Remember when Bob Dylan released that single under the name James Skinner? Well that showed ‘em didn’t it, proved the media, musos and DJs to be the fickle, bandwagon jumping scum we suspected. You don’t remember? That’s because it didn’t happen. He didn’t need to do that. The Alarm, on the other hand, clearly did. In February 2004, the band released a single under the pseudonym The Poppyfields, with singer Mike Peters defending the move as a backlash against “music that gets played based on image.” Not like back in the day, when Vivian Westwood propelled The Sex Pistols safety pinned, DIY slash-it-up image, then. Put it this way: Johnny Cash made some of his most renowned, ultimately beautiful work whilst resembling our very much ailing Granddad, and the omnipresent Arctic Monkeys are hardly sex gods. Music can still very much speak for itself.

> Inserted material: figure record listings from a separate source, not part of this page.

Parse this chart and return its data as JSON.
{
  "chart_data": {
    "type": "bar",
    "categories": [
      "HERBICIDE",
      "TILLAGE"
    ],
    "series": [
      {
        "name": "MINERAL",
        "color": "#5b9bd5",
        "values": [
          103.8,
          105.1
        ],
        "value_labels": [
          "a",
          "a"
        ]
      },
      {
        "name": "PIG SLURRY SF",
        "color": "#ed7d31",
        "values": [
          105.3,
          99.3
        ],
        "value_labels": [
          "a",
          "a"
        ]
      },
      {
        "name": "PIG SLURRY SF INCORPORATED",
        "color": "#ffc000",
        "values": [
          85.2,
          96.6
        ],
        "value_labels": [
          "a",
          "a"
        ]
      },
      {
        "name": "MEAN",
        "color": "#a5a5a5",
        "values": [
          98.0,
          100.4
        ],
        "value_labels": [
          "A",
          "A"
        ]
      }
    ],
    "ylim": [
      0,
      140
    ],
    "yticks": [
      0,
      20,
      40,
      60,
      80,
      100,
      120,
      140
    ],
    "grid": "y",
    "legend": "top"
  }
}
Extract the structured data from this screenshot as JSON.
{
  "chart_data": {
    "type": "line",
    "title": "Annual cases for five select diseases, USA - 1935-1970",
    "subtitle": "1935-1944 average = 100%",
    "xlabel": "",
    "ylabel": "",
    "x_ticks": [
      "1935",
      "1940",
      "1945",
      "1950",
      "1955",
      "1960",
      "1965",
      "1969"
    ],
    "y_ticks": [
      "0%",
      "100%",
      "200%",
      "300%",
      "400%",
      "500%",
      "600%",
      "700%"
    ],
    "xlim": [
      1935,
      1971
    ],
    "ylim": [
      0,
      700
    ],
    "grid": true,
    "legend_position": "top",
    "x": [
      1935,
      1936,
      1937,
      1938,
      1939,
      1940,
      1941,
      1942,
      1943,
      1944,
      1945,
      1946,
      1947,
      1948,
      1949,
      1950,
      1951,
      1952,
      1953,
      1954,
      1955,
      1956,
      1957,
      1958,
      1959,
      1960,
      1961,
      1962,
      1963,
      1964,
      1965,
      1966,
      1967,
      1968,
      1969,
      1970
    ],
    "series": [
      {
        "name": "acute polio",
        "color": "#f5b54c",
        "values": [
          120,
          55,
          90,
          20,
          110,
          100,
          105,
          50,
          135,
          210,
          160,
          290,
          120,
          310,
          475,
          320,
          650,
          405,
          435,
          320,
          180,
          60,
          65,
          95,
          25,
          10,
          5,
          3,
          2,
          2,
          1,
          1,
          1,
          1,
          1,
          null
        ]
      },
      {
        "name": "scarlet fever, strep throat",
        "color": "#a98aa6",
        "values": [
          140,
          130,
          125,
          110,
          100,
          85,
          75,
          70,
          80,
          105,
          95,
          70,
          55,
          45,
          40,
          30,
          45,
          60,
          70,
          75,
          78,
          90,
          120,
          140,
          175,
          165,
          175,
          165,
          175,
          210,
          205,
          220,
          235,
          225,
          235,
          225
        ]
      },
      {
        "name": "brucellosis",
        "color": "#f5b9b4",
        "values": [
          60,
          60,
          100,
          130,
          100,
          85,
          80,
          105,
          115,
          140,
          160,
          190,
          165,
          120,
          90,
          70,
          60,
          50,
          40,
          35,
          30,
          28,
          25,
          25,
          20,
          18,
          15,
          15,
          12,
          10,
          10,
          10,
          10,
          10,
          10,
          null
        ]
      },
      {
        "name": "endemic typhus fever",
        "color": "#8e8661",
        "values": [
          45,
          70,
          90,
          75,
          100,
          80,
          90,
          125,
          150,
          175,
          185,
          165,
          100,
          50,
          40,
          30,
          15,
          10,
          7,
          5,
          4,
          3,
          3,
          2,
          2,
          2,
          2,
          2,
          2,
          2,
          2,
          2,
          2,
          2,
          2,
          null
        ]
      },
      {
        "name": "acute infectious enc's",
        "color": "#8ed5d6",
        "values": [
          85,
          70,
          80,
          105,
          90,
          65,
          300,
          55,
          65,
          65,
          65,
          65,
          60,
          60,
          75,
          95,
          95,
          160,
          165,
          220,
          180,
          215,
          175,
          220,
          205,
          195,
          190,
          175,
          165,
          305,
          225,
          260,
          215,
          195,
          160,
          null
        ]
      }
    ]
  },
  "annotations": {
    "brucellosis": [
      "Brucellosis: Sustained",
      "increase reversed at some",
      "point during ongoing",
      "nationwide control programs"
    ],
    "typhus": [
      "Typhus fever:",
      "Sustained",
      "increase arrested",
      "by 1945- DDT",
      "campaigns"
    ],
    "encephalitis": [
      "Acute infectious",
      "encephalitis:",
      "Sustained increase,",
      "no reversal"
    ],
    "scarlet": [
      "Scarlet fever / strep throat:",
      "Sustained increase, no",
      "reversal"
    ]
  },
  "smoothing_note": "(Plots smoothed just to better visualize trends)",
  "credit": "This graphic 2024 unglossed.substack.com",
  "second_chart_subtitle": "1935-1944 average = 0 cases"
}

It’s a shame for these once theatrically coiffed folk-punks that this album can’t. Although single ‘Superchannel’ showcases their best qualities: vicious guitars tangled in a maelstrom of furious drums, urgent vocals and a catchy dirty-bubblegum chorus, it still manages to sound decidedly derivative: a hollow endeavour at snarling punk and verve. The album continues in a similar vein: conveniently forgetting the lambasting of trendy-kids-today music in favour of unconvincingly aping it with snotty-nosed but categorically pedestrian lyrics and the sort of stadium-esque U2 rock perhaps produced by Green Day’s embarrassing parents with a harmonica. They even venture into cringingly whispered emo territory on infantilely titled and punctuated ‘It’s alright/it’s ok’, while titles such as ‘This Is Life Get Used To It’ suggest more than a shared penchant for big barnets with a ballad belting Good Charlotte.
‘My Town’ was affected by the jolting disbelief of the London bombings, with defiant clear throated declarations that “this is my town” (it’s not, he’s Welsh) generating a strident but nebulously trite political précis, owing more to a watered down Rancid rant than their aspirations of Clash-like commentary. On a similarly weighty note, ‘Something’s Got to Give’ is Peters’s accolade to Live 8, offering such valuable sentiments as this “isn’t how the worlds meant to be”, and “nothing comes for free” with earnest pseudo-Biblical testaments; something perhaps best left to the Prophet Geldof. However, you’ve got to admire their buoyant, yet deluded Welsh idealism. Realistically though, harmonica tinged rumpus ‘Cease and Desist’ is possibly their most accurate self- prophecy: you’ll wish this album would.